The traditional optical cable manufacturing process is complicated, each process step corresponds to the equipment for manufacturing the optical cable, and the manufacturing process is time-consuming and labor-consuming.
Disclosure of Invention
The utility model aims to provide a: aiming at the defects of the prior art, the micro-cluster optical cable is integrally formed in an extrusion molding mode, so that the manufacturing time of the optical cable is greatly shortened, the manufacturing process is simplified, and the manufacturing cost is saved.
The utility model discloses a technical scheme be, a little optical cable that clusters, its characterized in that: the optical cable includes a plurality of microbeam tube optical units, enhancement layer, reinforcement and outer jacket, these microbeam tube optical units are according to one-way spiral transposition mode to the transposition pitch is 1000mm ~ 1500mm transposition, enhancement layer, reinforcement and outer jacket make with extrusion molding mode integrated into one piece the enhancement layer extrusion molding is in the holistic outside that these microbeam tube optical units formed after the transposition mode, makes the reinforcement is inlayed in the outer jacket, makes the outer jacket extrusion molding is in the enhancement layer is outside.
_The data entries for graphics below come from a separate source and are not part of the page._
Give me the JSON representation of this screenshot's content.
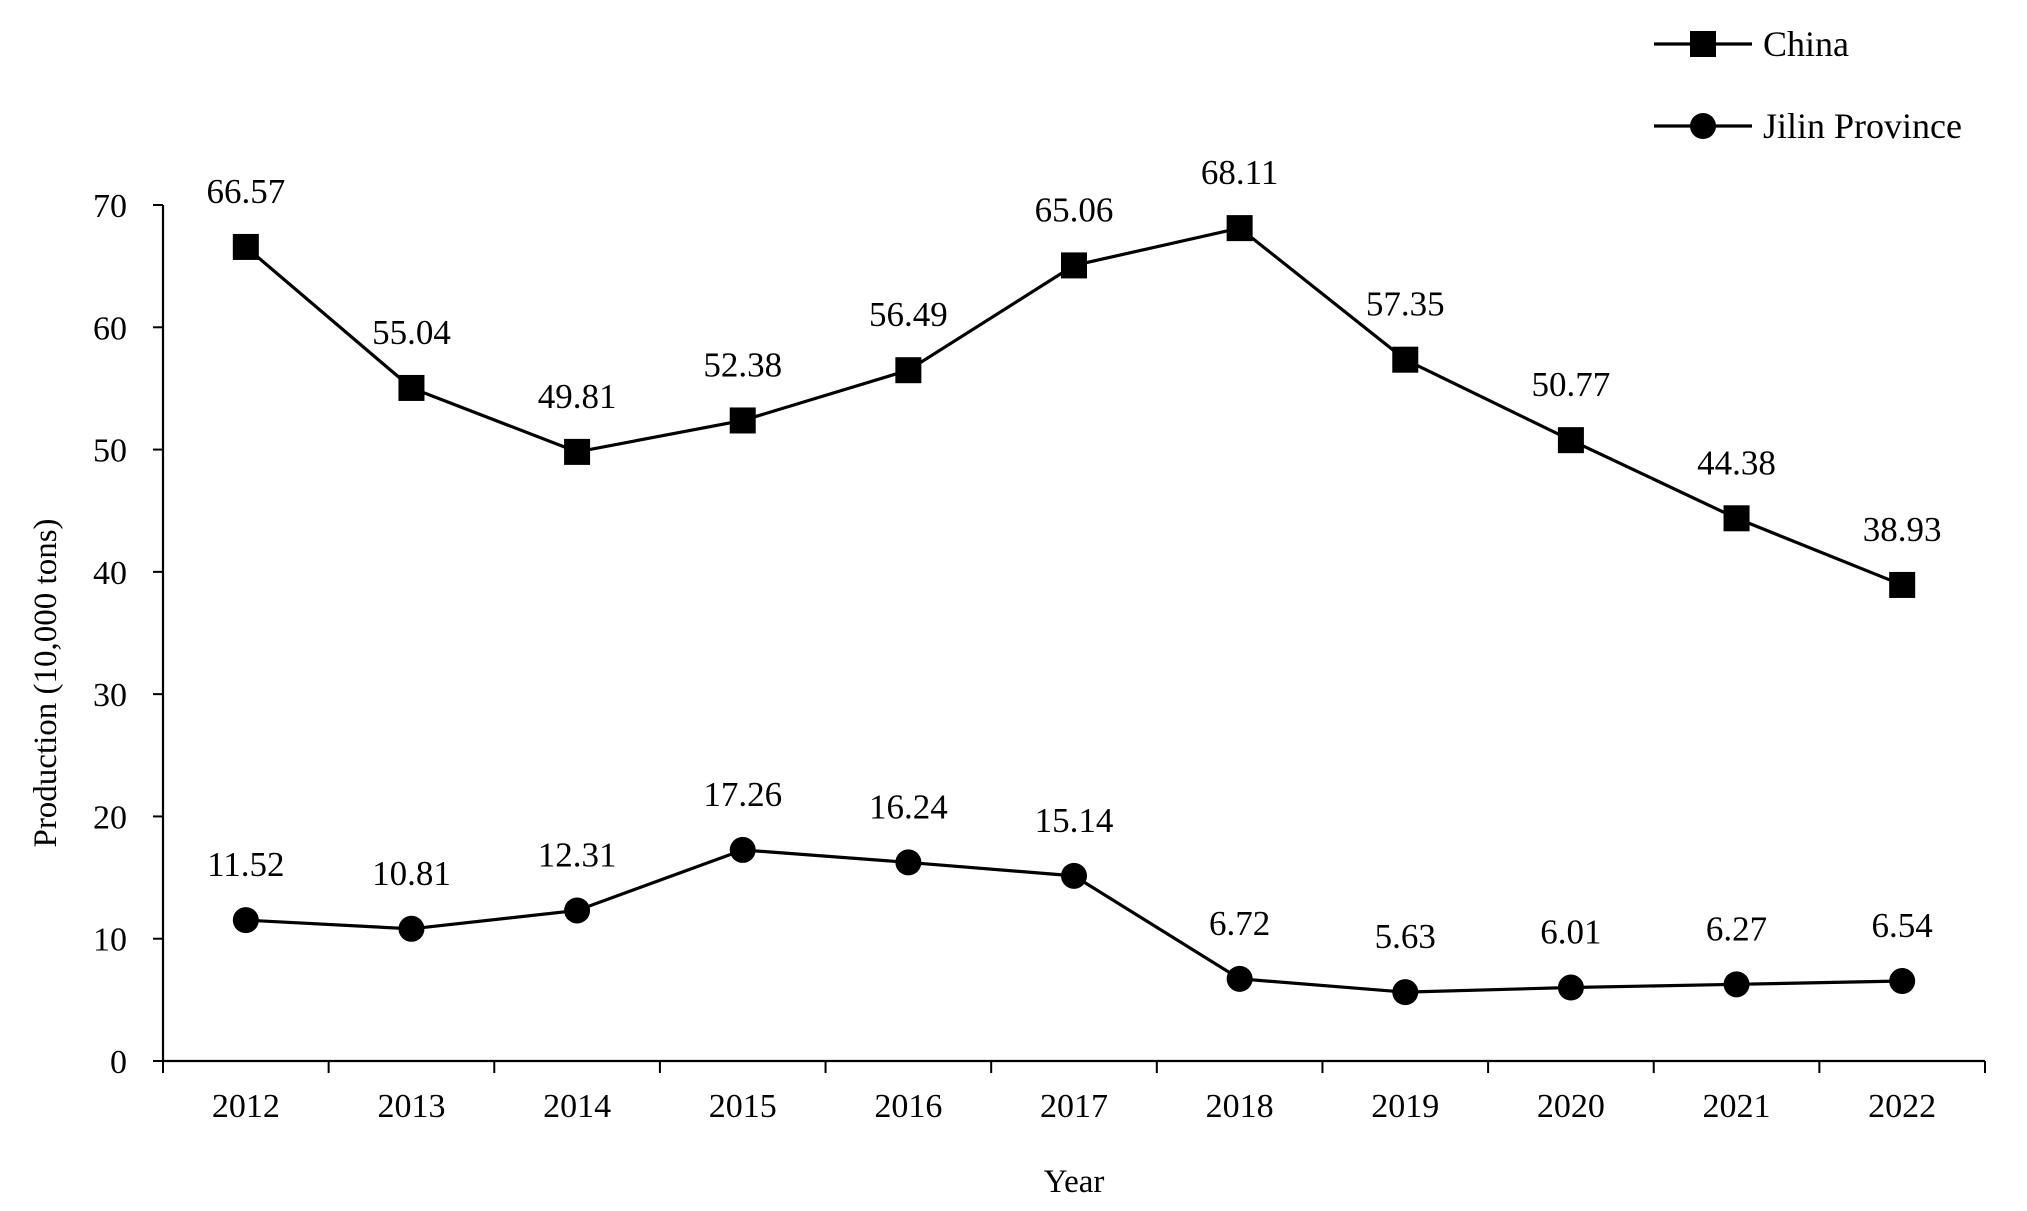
{
  "chart_data": {
    "type": "line",
    "title": "",
    "xlabel": "Year",
    "ylabel": "Production (10,000 tons)",
    "ylim": [
      0,
      70
    ],
    "yticks": [
      0,
      10,
      20,
      30,
      40,
      50,
      60,
      70
    ],
    "categories": [
      "2012",
      "2013",
      "2014",
      "2015",
      "2016",
      "2017",
      "2018",
      "2019",
      "2020",
      "2021",
      "2022"
    ],
    "legend_position": "top-right",
    "grid": false,
    "series": [
      {
        "name": "China",
        "marker": "square",
        "values": [
          66.57,
          55.04,
          49.81,
          52.38,
          56.49,
          65.06,
          68.11,
          57.35,
          50.77,
          44.38,
          38.93
        ],
        "labels": [
          "66.57",
          "55.04",
          "49.81",
          "52.38",
          "56.49",
          "65.06",
          "68.11",
          "57.35",
          "50.77",
          "44.38",
          "38.93"
        ]
      },
      {
        "name": "Jilin Province",
        "marker": "circle",
        "values": [
          11.52,
          10.81,
          12.31,
          17.26,
          16.24,
          15.14,
          6.72,
          5.63,
          6.01,
          6.27,
          6.54
        ],
        "labels": [
          "11.52",
          "10.81",
          "12.31",
          "17.26",
          "16.24",
          "15.14",
          "6.72",
          "5.63",
          "6.01",
          "6.27",
          "6.54"
        ]
      }
    ],
    "colors": {
      "line": "#000000",
      "marker": "#000000",
      "axis": "#000000"
    }
  }
}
The optical unit of the micro-beam tube mainly comprises an optical fiber micro-beam tube, a plurality of optical fibers and optical fiber ointment which are coated in the optical fiber micro-beam tube, the enhancement layer is made of nonmetal reinforcing materials, the reinforcement is a nonmetal reinforcement, and the outer protective layer is made of polyethylene materials or low-smoke halogen-free polyolefin materials.
Further, the non-metal reinforcing material is aramid yarn.
Further, the non-metal reinforcement is a KFRP bar.
Further, the optical fiber micro-beam tube is formed by extrusion molding of crystalline plastic.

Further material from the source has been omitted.